Re-Stating the Standard of Practice for Death Penalty Counsel: The Supplementary Guidelines for the Mitigation Function of Defense Teams in Death Penalty Cases
15 Pages Posted: 19 Jul 2008 Last revised: 5 Aug 2015
Abstract
This is the Introduction to the Hofstra Law Review symposium issue on the Supplementary Guidelines for the Mitigation Function of Defense Teams in Death Penalty cases, and summarizes its thirteen articles.
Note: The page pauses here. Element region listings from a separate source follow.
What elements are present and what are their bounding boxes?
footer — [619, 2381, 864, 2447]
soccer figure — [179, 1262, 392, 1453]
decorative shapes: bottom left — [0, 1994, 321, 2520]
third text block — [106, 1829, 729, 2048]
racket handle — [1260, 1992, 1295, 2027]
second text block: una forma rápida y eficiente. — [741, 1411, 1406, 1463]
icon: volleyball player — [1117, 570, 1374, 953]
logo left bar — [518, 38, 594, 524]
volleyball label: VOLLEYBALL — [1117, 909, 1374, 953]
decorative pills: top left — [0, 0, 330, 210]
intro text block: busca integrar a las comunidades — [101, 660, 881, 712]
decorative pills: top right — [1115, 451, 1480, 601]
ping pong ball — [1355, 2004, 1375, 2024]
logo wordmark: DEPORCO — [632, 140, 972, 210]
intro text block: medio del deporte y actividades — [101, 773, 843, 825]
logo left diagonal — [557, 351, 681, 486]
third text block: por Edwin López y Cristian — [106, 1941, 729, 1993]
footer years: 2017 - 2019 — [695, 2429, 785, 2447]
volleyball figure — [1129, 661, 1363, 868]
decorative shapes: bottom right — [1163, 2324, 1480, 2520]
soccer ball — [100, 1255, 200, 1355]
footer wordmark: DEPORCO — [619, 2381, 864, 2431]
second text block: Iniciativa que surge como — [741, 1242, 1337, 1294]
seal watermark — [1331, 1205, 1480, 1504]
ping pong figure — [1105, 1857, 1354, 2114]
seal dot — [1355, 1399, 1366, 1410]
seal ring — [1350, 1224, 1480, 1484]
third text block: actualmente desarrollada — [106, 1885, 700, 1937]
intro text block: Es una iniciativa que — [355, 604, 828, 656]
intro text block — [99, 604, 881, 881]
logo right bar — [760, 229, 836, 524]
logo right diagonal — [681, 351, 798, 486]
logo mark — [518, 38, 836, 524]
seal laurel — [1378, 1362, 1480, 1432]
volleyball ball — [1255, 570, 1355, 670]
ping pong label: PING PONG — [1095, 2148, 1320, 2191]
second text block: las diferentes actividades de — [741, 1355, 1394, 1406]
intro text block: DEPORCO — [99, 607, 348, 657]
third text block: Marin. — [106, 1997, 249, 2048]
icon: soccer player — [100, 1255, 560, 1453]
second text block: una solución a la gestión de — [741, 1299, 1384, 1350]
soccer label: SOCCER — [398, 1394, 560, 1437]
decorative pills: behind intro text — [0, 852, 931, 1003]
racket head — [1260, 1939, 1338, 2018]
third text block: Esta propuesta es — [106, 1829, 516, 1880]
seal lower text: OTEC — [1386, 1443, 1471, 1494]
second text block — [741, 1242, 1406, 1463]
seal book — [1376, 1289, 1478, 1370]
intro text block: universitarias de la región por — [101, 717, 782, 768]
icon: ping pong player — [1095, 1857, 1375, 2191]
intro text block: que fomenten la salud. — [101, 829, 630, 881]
A central - indeed, arguably the central - duty of defense counsel in a capital case is to humanize the client in the eyes of those who will decide his fate. The daunting task of imagining, collecting, and presenting such mitigation evidence pervades counsel's responsibilities from the moment of detention on potentially capital charges to the instant of execution.
A truly multi-disciplinary team, with skills in eliciting and documenting sensitive personal information, evaluating mental health status, and pursuing the varied skeins of social, cultural, environmental, and other influences that may have shaped the client's life course is needed to collect the data for counsel and then to help shape its presentation into a narrative that will resonate with decisionmakers.
In 2003, the American Bar Association embodied these standards in its updated Guidelines for the Appointment and Performance of Defense Counsel in Death Penalty Cases reprinted in 31 Hofstra L. Rev. 913 (2003), for which I served as Reporter.
Recognizing the central role of the mitigation function to the duties of capital defense counsel - and hence to the justice of the outcomes that will be achieved in capital cases - a diverse group of experts and organizations like the one assembled by the ABA for its project subsequently joined to develop Supplementary Guidelines for the Mitigation Function of Defense Teams in Death Penalty Cases.
This special issue of the Hofstra Law Review publishes the Supplementary Guidelines together with articles elaborating the standards of practice they embody. Distinguished judges, legal scholars and practitioners, psychologists, medical doctors, and other experts explicate the creative dynamics involved in developing a fully lifelike portrait of the human being that the state seeks to execute.